Souriez, vous serez “intelligemment” surveillés 

Le projet de loi sur les JO adopté

Les sénateurs ont voté ce mercredi le texte relatif aux jeux Olympiques et Paralympiques de 2024 qui autorise, jusqu’au 31 mars 2025, la vidéosurveillance algorithmique pour toutes les manifestations sportives ou culturelles d’ampleur.

En moins de dix ans, le nombre de caméras installées dans la ville de Toulouse est passé de 25 à 510.

Il n’y avait pas beaucoup de suspense. Mardi 11 avril, les députés ont approuvé en deuxième lecture par 244 voix sur 322 votants (seuls les députés insoumis et écologistes ont voté contre, socialistes et communistes s’étant abstenus) le projet de loi relatif aux jeux Olympiques et Paralympiques de 2024. Et ce mercredi, le Sénat a fait de même (252 pour sur 343 votants), et autorise ainsi la mise en place de systèmes de vidéosurveillance dite « intelligente ». En clair, les images de vidéosurveillance, issues de caméras fixes ou de drones, pourront être passées au tamis d’algorithmes censés pouvoir « détecter, en temps réel, des événements prédéterminés [tels que des mouvements de foules anormaux, ndlr] susceptibles de présenter ou de révéler des risques d’actes de terrorisme ou d’atteintes graves à la sécurité des personnes ».

La curiosité du texte, dont les modalités d’application seront précisées par un décret en Conseil d’État, est que ce dispositif n’est pas limité aux seuls JO : en fait, il pourra concerner toutes « les manifestations sportives, récréatives ou culturelles » d’ampleur, « dans les lieux accueillant [celles-ci] et à leurs abords ainsi que dans les véhicules et les emprises de transport public et sur les voies les desservant », après autorisation du préfet du département concerné… Autant dire que la liste des manifestations potentiellement affectées est considérable. À commencer par la Coupe du monde de rugby, en septembre, qui pourra servir à tester lesdits algorithmes. L’expérimentation perdurera jusqu’au 31 mars 2025… et plus si affinités ? L’histoire prouve que lorsqu’on met en place ce genre de dispositif une fois il devient difficile de s’en passer. En 2016, après l’Euro de football tenu en France, le préfet Ziad Khoury, en charge de coordonner la sécurité des JO (il vient d’être suspendu pour « comportement inapproprié » envers une femme), se félicitait de l’« héritage réglementaire » laissé en matière de sécurité…

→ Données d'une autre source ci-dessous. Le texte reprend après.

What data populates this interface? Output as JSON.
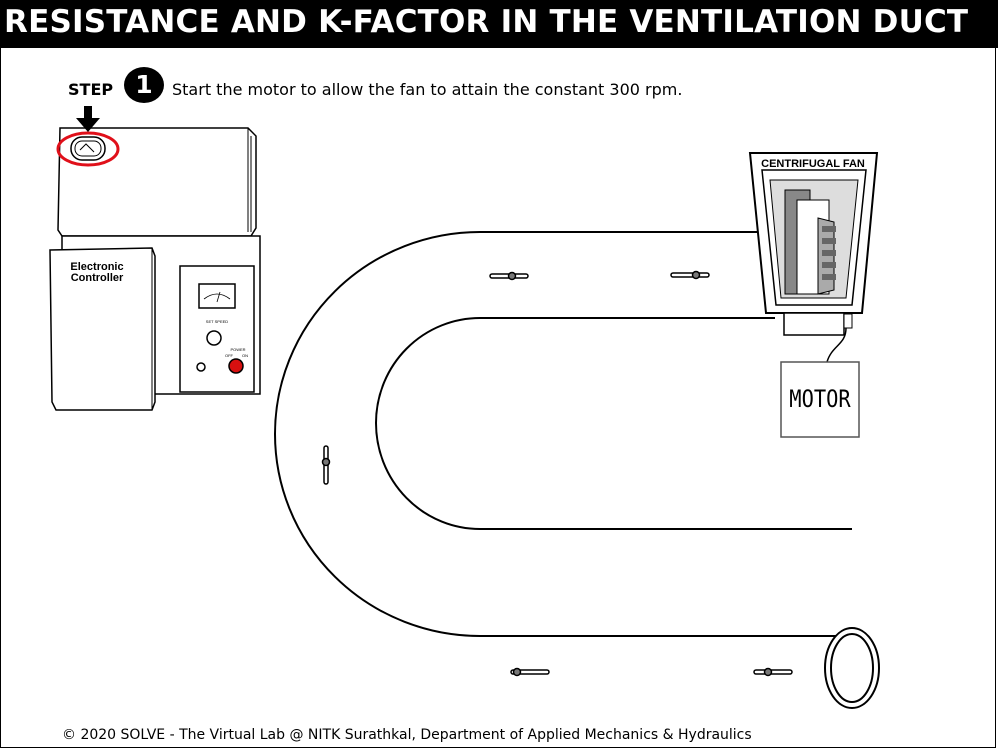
{
  "header": {
    "title": "RESISTANCE AND K-FACTOR IN THE VENTILATION DUCT"
  },
  "step": {
    "label": "STEP",
    "number": "1",
    "instruction": "Start the motor to allow the fan to attain the constant 300 rpm."
  },
  "apparatus": {
    "controller_label_line1": "Electronic",
    "controller_label_line2": "Controller",
    "panel_set_speed": "SET SPEED",
    "panel_power": "POWER",
    "panel_off": "OFF",
    "panel_on": "ON",
    "fan_label": "CENTRIFUGAL FAN",
    "motor_label": "MOTOR"
  },
  "colors": {
    "highlight": "#e0101a",
    "power_button": "#d81010"
  },
  "footer": {
    "text": "© 2020 SOLVE - The Virtual Lab @ NITK Surathkal, Department of Applied Mechanics & Hydraulics"
  }
}
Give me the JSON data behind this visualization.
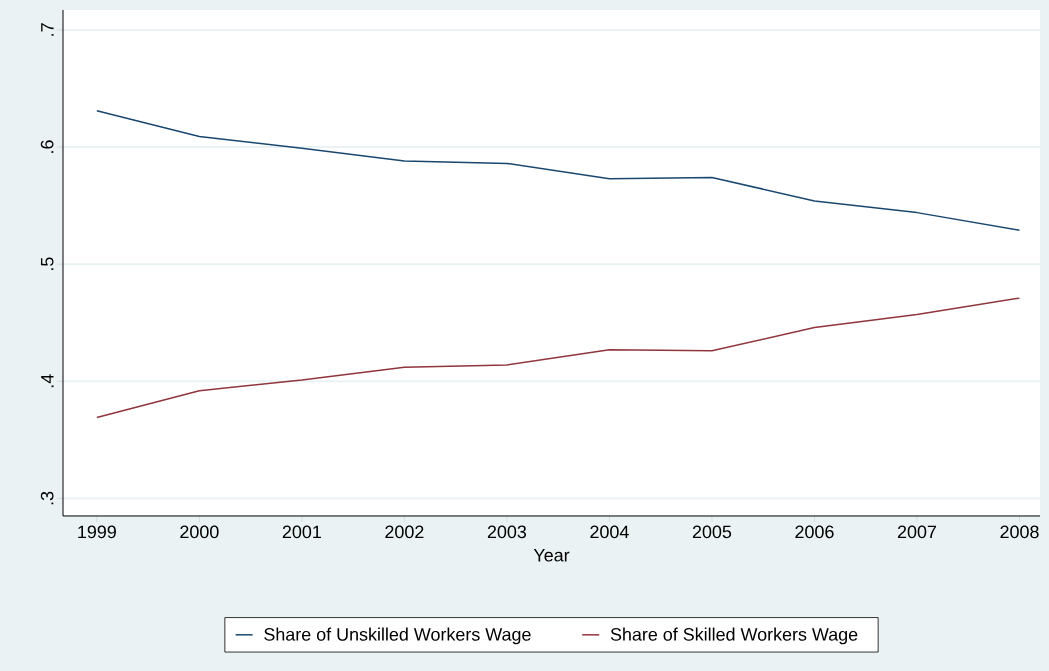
{
  "chart_data": {
    "type": "line",
    "xlabel": "Year",
    "x": [
      1999,
      2000,
      2001,
      2002,
      2003,
      2004,
      2005,
      2006,
      2007,
      2008
    ],
    "series": [
      {
        "name": "Share of Unskilled Workers Wage",
        "color": "#1a476f",
        "values": [
          0.631,
          0.609,
          0.599,
          0.588,
          0.586,
          0.573,
          0.574,
          0.554,
          0.544,
          0.529
        ]
      },
      {
        "name": "Share of Skilled Workers Wage",
        "color": "#90353b",
        "values": [
          0.369,
          0.392,
          0.401,
          0.412,
          0.414,
          0.427,
          0.426,
          0.446,
          0.457,
          0.471
        ]
      }
    ],
    "xlim": [
      1998.67,
      2008.2
    ],
    "ylim": [
      0.285,
      0.717
    ],
    "xticks": [
      1999,
      2000,
      2001,
      2002,
      2003,
      2004,
      2005,
      2006,
      2007,
      2008
    ],
    "yticks": [
      {
        "value": 0.3,
        "label": ".3"
      },
      {
        "value": 0.4,
        "label": ".4"
      },
      {
        "value": 0.5,
        "label": ".5"
      },
      {
        "value": 0.6,
        "label": ".6"
      },
      {
        "value": 0.7,
        "label": ".7"
      }
    ],
    "grid": "y",
    "legend": "bottom",
    "marker": "none",
    "line_style": "solid"
  }
}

Le “tropisme orwellien” du gouvernement

« Évidemment, les outils que nous développons garantiront la liberté des spectateurs, mais aussi leur sécurité », a indiqué lors des débats le rapporteur Guillaume Vuilletet (député Renaissance). Ces traitements algorithmiques, qui ne pourront utiliser de système de reconnaissance faciale ni de données biométriques, feront l’objet d’un « contrôle permanent de la Commission nationale de l’informatique et des libertés (Cnil) », a assuré la ministre des Sports Amélie Oudéa-Castéra — la Cnil devra notamment donner son avis sur le futur décret d’application et être tenue régulièrement informée de chaque déploiement. Des arguments torpillés notamment par le député insoumis Hendrik Davi, qui a pointé devant l’Assemblée le « tropisme orwellien » du gouvernement : celui-ci « prétend nous protéger, en légalisant la surveillance par drone et le traitement algorithmique de toutes les images. Or une étude commandée par la gendarmerie conclut que “l’exploitation des enregistrements de vidéoprotection constitue une ressource de preuves et d’indices peu rentable pour les enquêteurs”. Les seuls véritables gagnants seront les entreprises privées de sécurité qui développent ces outils ».

Dans un article écrit conjointement avec l’Observatoire des multinationales, La Quadrature du Net, l’une des associations les plus en pointe contre ce texte, ne s’est d’ailleurs pas privée de dénoncer la « victoire d’un lobby », qui « a réussi à faire voter une loi lui donnant les mains libres dans l’expérimentation de ces technologies ». Thales, qui — profitant d’un flou juridique — a déjà déployé un système de vidéosurveillance pour la municipalité de Reims, a ainsi dépensé en 2022 entre 400 000 et 500 000 euros de frais de lobbying.